Dragon’s Dogma 2 Captures the Best Part of Tabletop RPGs In Digital Form
Roll the dice.
Early tabletop RPGs like Dungeons & Dragons have had an outsized influence on video games, from their shared obsession with slaying goblins to the very concepts of hit points and leveling up. But for all their shared mechanics, tabletop and video games are remarkably different beasts. As much aesthetic overlap as there is between the two, the feeling of playing most video games bears little in common with playing a tabletop game. Dragon’s Dogma 2 pulls heavily from the aesthetics of D&D, and despite its gameplay having nothing in common with tabletop, its open-ended story still captures the wonder of TTRPGs better than almost any video game in memory.
There are certainly more obvious games going after the tabletop spirit. Last year’s Baldur’s Gate 3 emulates the free-wheeling mechanical chaos of a good D&D session as well as any game can. Like a player trying everything they can to outfox a tabletop Game Master, Baldur’s Gate 3 players are encouraged at every turn to find unconventional solutions to problems and generally pick apart its well crafted combat. Its story is highly reactive to player choice, with multiple routes through most quests that change huge parts of the game’s outcome.
But when I played Baldur’s Gate 3, I was aware that I was playing through a meticulously crafted story already laid out in front of me. Yes, that story is full of detours and diversions, but its joy is in seeing where you can push its already defined narrative. Dragon’s Dogma 2 is different. Rather than mimic the mechanics of D&D, it seems to embody the sense of discovery found in improvisational indie TTRPGs.

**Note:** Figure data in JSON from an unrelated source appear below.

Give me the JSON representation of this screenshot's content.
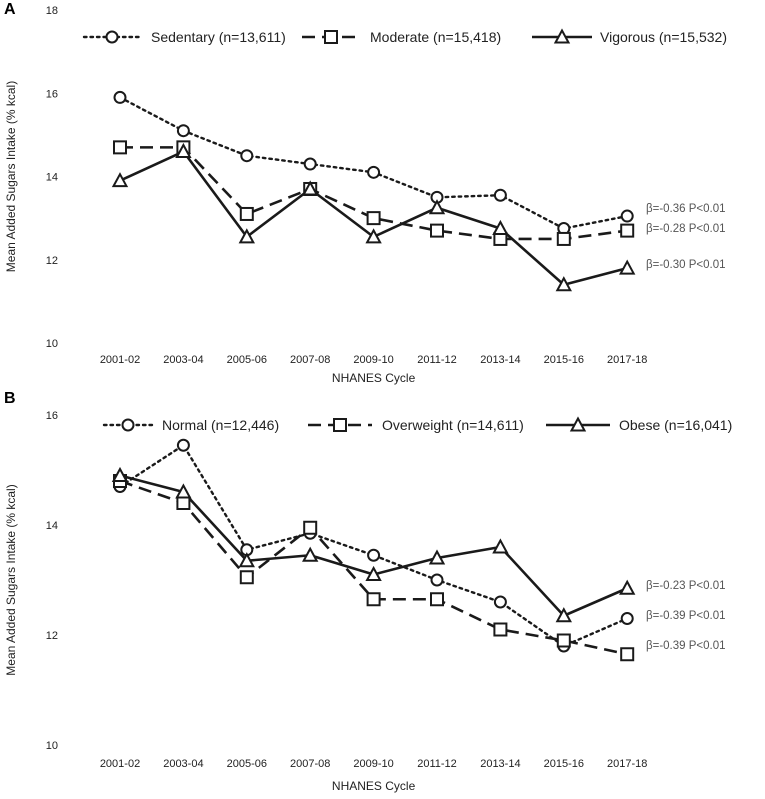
{
  "chart_data": [
    {
      "type": "line",
      "panel": "A",
      "categories": [
        "2001-02",
        "2003-04",
        "2005-06",
        "2007-08",
        "2009-10",
        "2011-12",
        "2013-14",
        "2015-16",
        "2017-18"
      ],
      "xlabel": "NHANES Cycle",
      "ylabel": "Mean Added Sugars Intake (% kcal)",
      "ylim": [
        10,
        18
      ],
      "yticks": [
        "10",
        "12",
        "14",
        "16",
        "18"
      ],
      "series": [
        {
          "name": "Sedentary (n=13,611)",
          "style": "dotted",
          "marker": "circle",
          "values": [
            15.9,
            15.1,
            14.5,
            14.3,
            14.1,
            13.5,
            13.55,
            12.75,
            13.05
          ],
          "annotation": "β=-0.36 P<0.01"
        },
        {
          "name": "Moderate (n=15,418)",
          "style": "dashed",
          "marker": "square",
          "values": [
            14.7,
            14.7,
            13.1,
            13.7,
            13.0,
            12.7,
            12.5,
            12.5,
            12.7
          ],
          "annotation": "β=-0.28 P<0.01"
        },
        {
          "name": "Vigorous (n=15,532)",
          "style": "solid",
          "marker": "triangle",
          "values": [
            13.9,
            14.6,
            12.55,
            13.7,
            12.55,
            13.25,
            12.75,
            11.4,
            11.8
          ],
          "annotation": "β=-0.30 P<0.01"
        }
      ]
    },
    {
      "type": "line",
      "panel": "B",
      "categories": [
        "2001-02",
        "2003-04",
        "2005-06",
        "2007-08",
        "2009-10",
        "2011-12",
        "2013-14",
        "2015-16",
        "2017-18"
      ],
      "xlabel": "NHANES Cycle",
      "ylabel": "Mean Added Sugars Intake (% kcal)",
      "ylim": [
        10,
        16
      ],
      "yticks": [
        "10",
        "12",
        "14",
        "16"
      ],
      "series": [
        {
          "name": "Normal (n=12,446)",
          "style": "dotted",
          "marker": "circle",
          "values": [
            14.7,
            15.45,
            13.55,
            13.85,
            13.45,
            13.0,
            12.6,
            11.8,
            12.3
          ],
          "annotation": "β=-0.39 P<0.01"
        },
        {
          "name": "Overweight (n=14,611)",
          "style": "dashed",
          "marker": "square",
          "values": [
            14.8,
            14.4,
            13.05,
            13.95,
            12.65,
            12.65,
            12.1,
            11.9,
            11.65
          ],
          "annotation": "β=-0.39 P<0.01"
        },
        {
          "name": "Obese (n=16,041)",
          "style": "solid",
          "marker": "triangle",
          "values": [
            14.9,
            14.6,
            13.35,
            13.45,
            13.1,
            13.4,
            13.6,
            12.35,
            12.85
          ],
          "annotation": "β=-0.23 P<0.01"
        }
      ]
    }
  ]
}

Apocalypse World, a seminal TTRPG whose ruleset has been adapted into countless indie games, tells players to “play to find out what happens.” The phrase has become somewhat of slogan for a subset of indie TTRPGs more concerned with emergent play than strict rules or predefined narratives. When you play to find out what happens, you’re not playing to win, or to level up, or to reach the end of the story. You’re playing because that’s the way that the story, and the game around it, come into being.
Video games will always have more restrictions than tabletop RPGs, and your ability to play to find out what happens is therefore smaller. What’s going to happen is already decided in large part by the game itself. With Dragon’s Dogma 2, again and again, I feel myself playing to find out what happens. I know that at the end of the journey, I’ll slay a dragon and decide the fate of the kingdom of Vermund. But that’s not why I’m playing. I’m playing to see what happens if I change my party composition just so, if I take the long way to my destination instead of the direct route, and if I succeed or fail at my next quest.
Another pillar of many TTRPGs is failing forward. Because players can change the world at a moment’s notice, failing any given quest or objective is rarely cause to end a game. Instead, the world reacts and the story reshapes itself around that reality. In many games, that also goes for individual dice rolls. Failing an attack roll doesn’t just mean you miss, it means you put yourself in a more dangerous position that you now need to find a way out of.
Dragon’s Dogma 2 works in much the same way. Failing a quest won’t send you back to the title screen. It just means you have to live with the consequences now. Whether you let an empress be assassinated, fail to uncover a plot against the kingdom, or simply let someone you were protecting perish, the game will go on and your story will have changed. It’s the same on a smaller scale. When you accidentally destroy a bridge you needed to cross or get dragged into a ravine by harpies, you’re not doomed, merely inconvenienced. Congratulations, your story is now more interesting! Sorry about the head trauma. It’s why Dragon’s Dogma 2’s limited fast travel and its controversial Dragonsplague mechanic both work in the game’s favor, despite protest from some players. How you approach them fundamentally alters your experience, and whatever choices you make, they’re neither right nor wrong — they’re just yours.
Failure in video games is often frustrating, but in Dragon’s Dogma 2 it’s a blessing, an assurance that the experience you’re now having is yours alone and that no one else will ever have exactly the same path through the game. While it can never match the freedom of a tabletop RPG, Dragon’s Dogma 2 scratches some of the same itch. Winning and losing are almost irrelevant concepts — what matters is that you remain eager to find out what happens next.